The film that makes Christophe’s soul soar

by time news


AI must warn you right away, nothing is happening in the documentary by Dominique Gonzalez-Foerster and Ange Leccia, in theaters today. The two contemporary video artists followed the singer Christophe during a tour, in March 2002, then in 2007 and in 2009, and film, without narrative or chronological thread, his return to the stage after twenty-five years of absence: the rehearsals, behind the scenes, the creative process in his apartment…

The camera is always a little sideways, as if a little mouse had slipped into the daily life of the septuagenarian singer who died in 2020, expressing to the technicians extremely precise desires, telling, with his rapid flow, a few pieces of his life and singing, above all, in front of an amazed audience, his “Blue Words”.

“And I shouted/I’ll ​​tell you the blue words/Aline/Señorita hurry up/I’m building puppets with string and paper…” Words, dropped from a broken record, which were the soundtrack millions of kisses exchanged to slow dances from another era. Foreshadowing Respondenta live album released in 2013, these versions are stripped down, revealing their genius in their simplicity.

The mannerisms of a handsome dandy

His intimate concerts attracted, like moths sticking to a light bulb, an audience of devotees, trendy, proles, young, old, addicted to his thread of fragile voices miraculously escaping behind a piano.

We stuck together the better to listen to him, we were silent, religiously, a few phones went up, trying to capture the face under his blond hair which always ended up appearing overexposed.

Christophe… definitely is not a documentary about his life or his work, but the capture of a small figure – ah, he hated his size! –, dry, muscular and bathed in light. The image is spectral, full of grain, sometimes in slow pause. A synaesthetic portrait that would have its place in a museum – more than in a cinema? – but which reveals the quirks of this handsome dandy.

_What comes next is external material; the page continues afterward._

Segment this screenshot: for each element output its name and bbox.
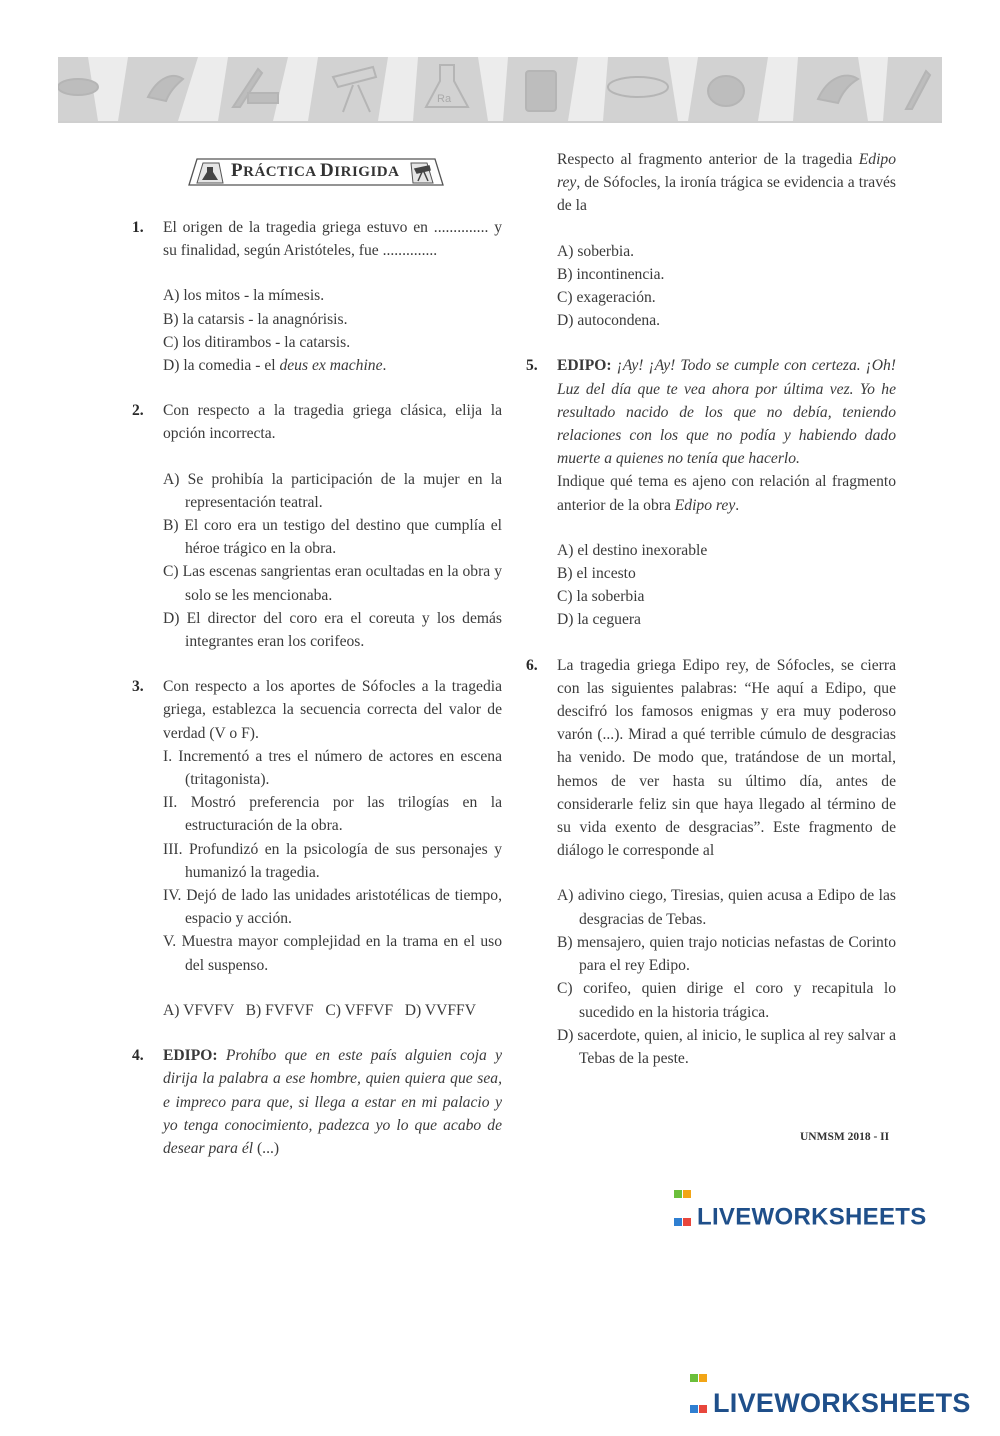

There are some tasty scenes: the one where the son of a seamstress cuts his T-shirts sitting on the floor of the bathroom of his Parisian apartment or the one where he perfects, for long minutes, the bulge of his mane…

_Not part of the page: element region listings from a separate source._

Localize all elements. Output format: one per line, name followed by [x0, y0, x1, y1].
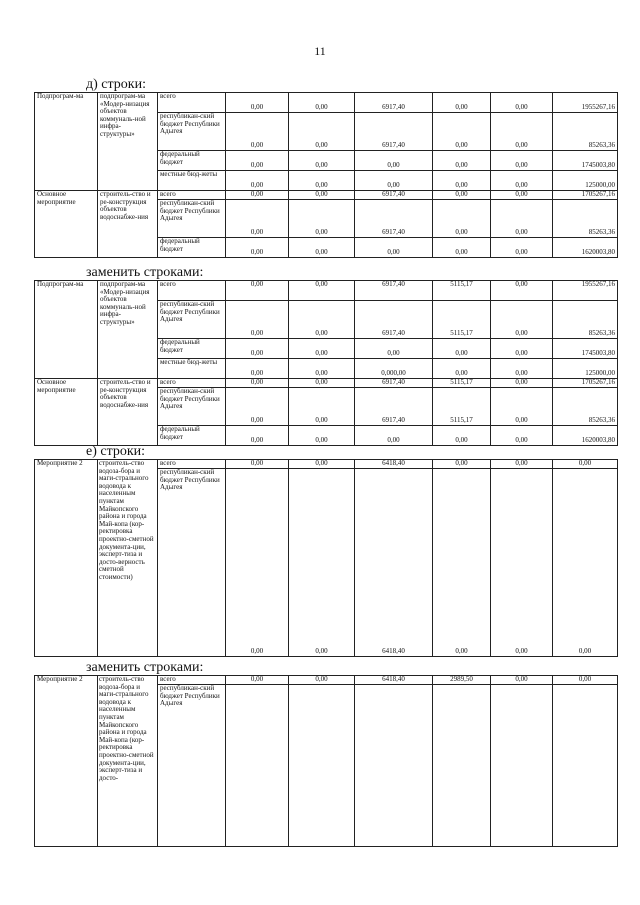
value-cell: 0,00 — [289, 460, 355, 469]
row-type: Подпрограм-ма — [35, 93, 98, 191]
value-cell: 0,00 — [433, 359, 491, 379]
value-cell: 0,000,00 — [355, 359, 433, 379]
value-cell: 6917,40 — [355, 191, 433, 200]
value-cell: 0,00 — [491, 469, 553, 657]
funding-source: местные бюд-жеты — [158, 171, 226, 191]
funding-source: всего — [158, 460, 226, 469]
value-cell: 0,00 — [226, 171, 289, 191]
value-cell: 0,00 — [433, 151, 491, 171]
section-heading-replace-2: заменить строками: — [86, 660, 204, 675]
value-cell: 0,00 — [289, 301, 355, 339]
funding-source: всего — [158, 379, 226, 388]
row-description: строитель-ство и ре-конструкция объектов водоснабже-ния — [98, 191, 158, 258]
value-cell: 6917,40 — [355, 301, 433, 339]
value-cell: 1620003,80 — [553, 426, 618, 446]
value-cell: 6917,40 — [355, 200, 433, 238]
funding-source: республикан-ский бюджет Республики Адыгея — [158, 388, 226, 426]
value-cell: 0,00 — [226, 469, 289, 657]
value-cell: 0,00 — [226, 359, 289, 379]
value-cell: 0,00 — [433, 426, 491, 446]
value-cell: 0,00 — [553, 469, 618, 657]
value-cell: 0,00 — [289, 359, 355, 379]
value-cell: 6917,40 — [355, 388, 433, 426]
table-row — [35, 460, 618, 469]
value-cell: 0,00 — [226, 460, 289, 469]
value-cell — [226, 685, 289, 847]
value-cell — [289, 685, 355, 847]
row-type: Основное мероприятие — [35, 191, 98, 258]
value-cell: 2989,50 — [433, 676, 491, 685]
value-cell: 0,00 — [226, 379, 289, 388]
value-cell: 0,00 — [226, 426, 289, 446]
value-cell: 0,00 — [226, 281, 289, 301]
value-cell: 0,00 — [433, 238, 491, 258]
value-cell: 0,00 — [226, 93, 289, 113]
funding-source: республикан-ский бюджет Республики Адыгея — [158, 113, 226, 151]
value-cell: 1955267,16 — [553, 93, 618, 113]
value-cell: 0,00 — [289, 339, 355, 359]
funding-source: федеральный бюджет — [158, 151, 226, 171]
value-cell: 0,00 — [433, 469, 491, 657]
value-cell: 1745003,80 — [553, 339, 618, 359]
value-cell: 0,00 — [433, 339, 491, 359]
value-cell: 0,00 — [226, 388, 289, 426]
value-cell: 0,00 — [289, 426, 355, 446]
row-description: подпрограм-ма «Модер-низация объектов коммуналь-ной инфра-структуры» — [98, 93, 158, 191]
value-cell: 0,00 — [433, 93, 491, 113]
value-cell: 0,00 — [491, 171, 553, 191]
table-row — [35, 281, 618, 301]
funding-source: всего — [158, 676, 226, 685]
funding-source: всего — [158, 93, 226, 113]
section-heading-d: д) строки: — [86, 77, 146, 92]
row-type: Мероприятие 2 — [35, 676, 98, 847]
value-cell: 0,00 — [355, 171, 433, 191]
value-cell: 0,00 — [355, 151, 433, 171]
value-cell — [355, 685, 433, 847]
value-cell: 1745003,80 — [553, 151, 618, 171]
table-section-e — [34, 459, 618, 657]
row-type: Подпрограм-ма — [35, 281, 98, 379]
funding-source: федеральный бюджет — [158, 426, 226, 446]
funding-source: республикан-ский бюджет Республики Адыгея — [158, 301, 226, 339]
funding-source: местные бюд-жеты — [158, 359, 226, 379]
section-heading-e: е) строки: — [86, 444, 146, 459]
value-cell: 0,00 — [289, 676, 355, 685]
value-cell: 85263,36 — [553, 388, 618, 426]
row-description: подпрограм-ма «Модер-низация объектов коммуналь-ной инфра-структуры» — [98, 281, 158, 379]
value-cell: 0,00 — [226, 151, 289, 171]
funding-source: республикан-ский бюджет Республики Адыгея — [158, 200, 226, 238]
value-cell: 1705267,16 — [553, 379, 618, 388]
funding-source: республикан-ский бюджет Республики Адыгея — [158, 469, 226, 657]
value-cell: 0,00 — [433, 460, 491, 469]
value-cell: 1955267,16 — [553, 281, 618, 301]
row-description: строитель-ство водоза-бора и маги-стрального водовода к населенным пунктам Майкопского района и города Май-копа (кор-ректировка проектно-сметной документа-ции, эксперт-тиза и досто-верность сметной стоимости) — [98, 460, 158, 657]
value-cell: 0,00 — [289, 191, 355, 200]
table-section-replace-1 — [34, 280, 618, 446]
value-cell: 1705267,16 — [553, 191, 618, 200]
value-cell: 1620003,80 — [553, 238, 618, 258]
value-cell: 0,00 — [491, 113, 553, 151]
value-cell: 125000,00 — [553, 359, 618, 379]
value-cell: 0,00 — [553, 460, 618, 469]
value-cell: 0,00 — [289, 281, 355, 301]
value-cell — [433, 685, 491, 847]
value-cell: 0,00 — [355, 339, 433, 359]
value-cell: 0,00 — [491, 238, 553, 258]
value-cell: 0,00 — [491, 339, 553, 359]
value-cell: 0,00 — [289, 93, 355, 113]
value-cell: 85263,36 — [553, 200, 618, 238]
value-cell: 125000,00 — [553, 171, 618, 191]
value-cell: 5115,17 — [433, 281, 491, 301]
value-cell: 0,00 — [355, 238, 433, 258]
value-cell: 6917,40 — [355, 113, 433, 151]
value-cell: 0,00 — [491, 676, 553, 685]
value-cell: 85263,36 — [553, 301, 618, 339]
value-cell: 5115,17 — [433, 388, 491, 426]
table-row — [35, 379, 618, 388]
value-cell: 0,00 — [491, 281, 553, 301]
funding-source: всего — [158, 191, 226, 200]
funding-source: всего — [158, 281, 226, 301]
value-cell: 0,00 — [491, 93, 553, 113]
funding-source: федеральный бюджет — [158, 339, 226, 359]
table-row — [35, 191, 618, 200]
value-cell: 0,00 — [553, 676, 618, 685]
value-cell: 0,00 — [355, 426, 433, 446]
value-cell: 6917,40 — [355, 281, 433, 301]
value-cell: 85263,36 — [553, 113, 618, 151]
value-cell: 0,00 — [289, 238, 355, 258]
value-cell: 0,00 — [226, 676, 289, 685]
value-cell: 0,00 — [491, 191, 553, 200]
value-cell: 0,00 — [433, 200, 491, 238]
value-cell: 0,00 — [226, 113, 289, 151]
value-cell: 0,00 — [226, 200, 289, 238]
value-cell: 0,00 — [491, 200, 553, 238]
table-section-d — [34, 92, 618, 258]
value-cell: 5115,17 — [433, 301, 491, 339]
table-section-replace-2 — [34, 675, 618, 847]
value-cell: 6418,40 — [355, 469, 433, 657]
value-cell: 0,00 — [491, 426, 553, 446]
section-heading-replace-1: заменить строками: — [86, 265, 204, 280]
table-row — [35, 93, 618, 113]
value-cell: 0,00 — [226, 339, 289, 359]
value-cell: 0,00 — [289, 151, 355, 171]
value-cell: 5115,17 — [433, 379, 491, 388]
value-cell: 0,00 — [226, 301, 289, 339]
table-row — [35, 676, 618, 685]
value-cell: 0,00 — [433, 113, 491, 151]
row-description: строитель-ство водоза-бора и маги-стрального водовода к населенным пунктам Майкопского района и города Май-копа (кор-ректировка проектно-сметной документа-ции, эксперт-тиза и досто- — [98, 676, 158, 847]
value-cell: 0,00 — [289, 469, 355, 657]
row-description: строитель-ство и ре-конструкция объектов водоснабже-ния — [98, 379, 158, 446]
value-cell: 0,00 — [289, 388, 355, 426]
value-cell: 0,00 — [289, 200, 355, 238]
value-cell: 0,00 — [491, 151, 553, 171]
value-cell: 0,00 — [289, 379, 355, 388]
value-cell: 6917,40 — [355, 93, 433, 113]
value-cell — [491, 685, 553, 847]
value-cell: 6418,40 — [355, 676, 433, 685]
value-cell: 0,00 — [491, 379, 553, 388]
value-cell: 0,00 — [289, 171, 355, 191]
row-type: Основное мероприятие — [35, 379, 98, 446]
value-cell: 0,00 — [226, 238, 289, 258]
funding-source: республикан-ский бюджет Республики Адыгея — [158, 685, 226, 847]
page-number: 11 — [314, 44, 326, 58]
value-cell: 0,00 — [491, 460, 553, 469]
value-cell: 0,00 — [491, 359, 553, 379]
value-cell: 0,00 — [433, 191, 491, 200]
value-cell — [553, 685, 618, 847]
value-cell: 0,00 — [491, 388, 553, 426]
value-cell: 0,00 — [491, 301, 553, 339]
value-cell: 0,00 — [289, 113, 355, 151]
value-cell: 6418,40 — [355, 460, 433, 469]
funding-source: федеральный бюджет — [158, 238, 226, 258]
row-type: Мероприятие 2 — [35, 460, 98, 657]
value-cell: 0,00 — [226, 191, 289, 200]
value-cell: 6917,40 — [355, 379, 433, 388]
value-cell: 0,00 — [433, 171, 491, 191]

One of the first “summer hits”

Christophe, whose real name is Daniel Bevilacqua, chose this pseudonym in reference to a medal of Saint Christopher that he had hung around his neck. In Juvisy-sur-Orge, Daniel stopped school in third grade and created his first group at 16: Danny Baby and the Hooligans, where he sings “in yogurt”, with invented syllables.

READ ALSOChristophe recounts the genesis of his hit “Aline”

Two years later, he released “Reviens Sophie”, his first 45 rpm, which flopped. It was during a lunch at her grandmother’s in 1964 that something happened that would change her life.

Between noon and a quarter past twelve, Daniel composes a song, which he describes as “a moment of rest and silence, accompanied by a few guitar chords”. “Aline” was released in 1965. It is one of the first French “summer hits”. Christophe becomes a star and Daniel will not return. He just turned 20.

sound sculptor

Christopher has become a cult singer. An always classy party animal, a lover mustache, who surprises with the timelessness of his hits: “Les Marionnettes”, “La Dolce Vita”, “Succès fou”, “Tangerine”…

Jean-Michel Jarre wrote to him “Les Mots bleus” and “Les Paradis perdus”, then, more recently ” The Remains of Chaos”. He composed “Boule de pinball” for Corynne Charby. He’s always rolled on both mainstream and elitist sides, oobsessed with music in the broadest sense, with rare erudition.

Addict. To drugs, to speed, to women, to melodies. Christophe tweaked the machines that fill his apartment on Boulevard Montparnasse. “As I get older, I want to touch them all,” he whispered to the Pointsitting on a chair in the middle of the jukeboxes, mixers and guitars that invade his living room.

A sound sculptor, he polished his keyboards, created bits of song all the time, collaborations recorded during a nocturnal visit. Because he only woke up once the last ray of the sun had hidden. The soul of the singer with the blue glasses thus floats before our eyes for eighty-four minutes. And we want to shout, shout, “Christophe! to get him to come back.

*“Christophe… definitely”by Dominique Gonzalez-Foerster and Ange Leccia, currently in theaters.